Trump attended a rally in Ohio this past weekend and ended up talking about himself ahead of the last special election for Congress before November. Ignoring the candidate he was supposed to be backing, he chose to build himself up instead.
After denigrating the “fake news” media, and reminding his followers of the “seriously low IQ” of Rep. Maxine Watters and renewing his attack on the Mueller investigation, he remembered where he was and switched over to bragging about how well he had done fixing the economy.
And when Trump returned to Washington, he renewed his claims on how well the economy was doing under his guidance:
Tariffs, trade and the economy
We won’t get into the unemployment numbers that are calculated using the same method used by the Obama administration that erases those unemployed from the records so they are not included. Nor will we mention that hourly wages have barely kept up with inflation, only rising 2.7 percent compared to 5.0 percent in the 1990s. But Trump says this is all good.
One thing he has not bragged about lately is the U.S. trade deficit – and probably with good reason. Actually, the U.S. trade deficit expanded in June, at its fastest rate since November 2016. Also, $291 billion was added to that gap in the first six months of 2018, compared with $272 billion in the first half of 2017.
Another thing the Trump administration isn’t talking about is what has been transpiring since he added all those tariffs, to begin with. Billions of dollars in tariffs were imposed on imports to the U.S. as a way to help American companies, right? But those imports grew slightly while exports from the U.S. are going down.
American businesses are feeling the pinch
With the latest tariffs on an additional $18 billion worth of Chinese goods set to go into effect later this month, Trump still believes our trading partners will back down, lowering their tariffs on American goods, improving the market for the U.S. But this is not happening, yet.

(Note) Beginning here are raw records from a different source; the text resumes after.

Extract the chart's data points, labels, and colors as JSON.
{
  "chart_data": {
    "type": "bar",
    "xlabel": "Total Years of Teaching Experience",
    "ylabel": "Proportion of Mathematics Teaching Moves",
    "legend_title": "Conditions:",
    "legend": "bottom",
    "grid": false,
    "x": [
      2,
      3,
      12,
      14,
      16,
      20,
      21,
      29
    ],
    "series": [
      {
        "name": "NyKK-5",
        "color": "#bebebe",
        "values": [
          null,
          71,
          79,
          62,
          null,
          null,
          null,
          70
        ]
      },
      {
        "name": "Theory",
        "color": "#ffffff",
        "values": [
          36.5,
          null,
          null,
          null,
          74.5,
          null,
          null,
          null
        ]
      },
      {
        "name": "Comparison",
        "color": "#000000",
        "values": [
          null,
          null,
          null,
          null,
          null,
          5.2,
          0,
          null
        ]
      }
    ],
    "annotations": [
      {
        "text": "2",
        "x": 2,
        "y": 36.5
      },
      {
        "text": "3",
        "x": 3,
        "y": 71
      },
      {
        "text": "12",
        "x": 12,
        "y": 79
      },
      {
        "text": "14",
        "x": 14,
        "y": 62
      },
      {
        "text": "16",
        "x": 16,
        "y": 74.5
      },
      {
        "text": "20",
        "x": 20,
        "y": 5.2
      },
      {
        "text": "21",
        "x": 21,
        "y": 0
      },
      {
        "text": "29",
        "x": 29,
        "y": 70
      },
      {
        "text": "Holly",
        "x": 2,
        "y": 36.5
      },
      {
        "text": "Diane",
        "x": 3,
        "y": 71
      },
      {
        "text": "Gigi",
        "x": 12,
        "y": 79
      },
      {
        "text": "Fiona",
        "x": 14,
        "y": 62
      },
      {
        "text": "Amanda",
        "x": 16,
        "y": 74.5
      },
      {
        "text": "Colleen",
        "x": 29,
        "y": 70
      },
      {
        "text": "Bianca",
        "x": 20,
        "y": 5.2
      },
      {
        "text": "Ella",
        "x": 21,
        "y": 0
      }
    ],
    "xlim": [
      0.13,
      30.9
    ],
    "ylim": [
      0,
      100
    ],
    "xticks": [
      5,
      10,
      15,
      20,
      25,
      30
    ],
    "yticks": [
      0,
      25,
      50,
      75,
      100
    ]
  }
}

American businesses, jobs, and consumers are now feeling some unwanted and unwarranted effects of the growing trade war instigated by the White House. There is a growing list of companies either planning to close plants, lay off employees, tossing out plans for new jobs or raising prices.
Many large companies have already opted to pass along the higher cost for materials and parts along to the consumer or absorb the losses into their profit margins, points out Business Insider. However, small businesses are forced to make much tougher decisions.
Smaller businesses are being forced to cut labor costs in an attempt to offset the higher cost of materials. And this is now happening from Michigan to South Carolina and beyond. Here are just a few examples of what is going on today:
In Michigan, Mid-Continental Nail, the largest US nail producer, laid off 130 workers after steel prices jumped. One of its plant managers said the entire business could shut down over the next few months.
SEMO Box, a packaging company in Cape Girardeau, Michigan is also feeling the impact of Mid-Atlantic’s layoffs. They have had to let go a number of employees.
In South Carolina, Element Electronics, a TV manufacturer, plans to lay off 127 workers as “a result of the new tariffs that were recently and unexpectedly imposed on many goods imported from China.”
Brinly-Hardy, an Indiana-based maker of lawn-care equipment, laid off 75 workers. “We are collateral damage in this effort,” Jane Hardy, the company’s CEO, told The Washington Post.
Even the Tampa Bays Times has been hit by the tariffs. The company laid off 50 employees in April because of the newsprint tariffs imposed on Canada. Newspapers in other small communities, like House Speaker Paul Ryan’s hometown paper in Janesville, Wisconsin, have also been forced to lay off staff.
In Washington state, REC Silicon, which supplies silicon materials for solar panels, had to lay off 100 employees in the company’s Moses Lake plant. The company also cut production back by 25 percent, according to Reuters.
There are many more small companies dealing with the same problems, and it may get even worse. “This is hurting the economy but so far it’s manageable,” says Mark Zandi, chief economist of Moody’s Analytics. “If the war continues to escalate, it will do more damage and at some point it will undercut the good economy” and trigger significant job losses and likely a recession.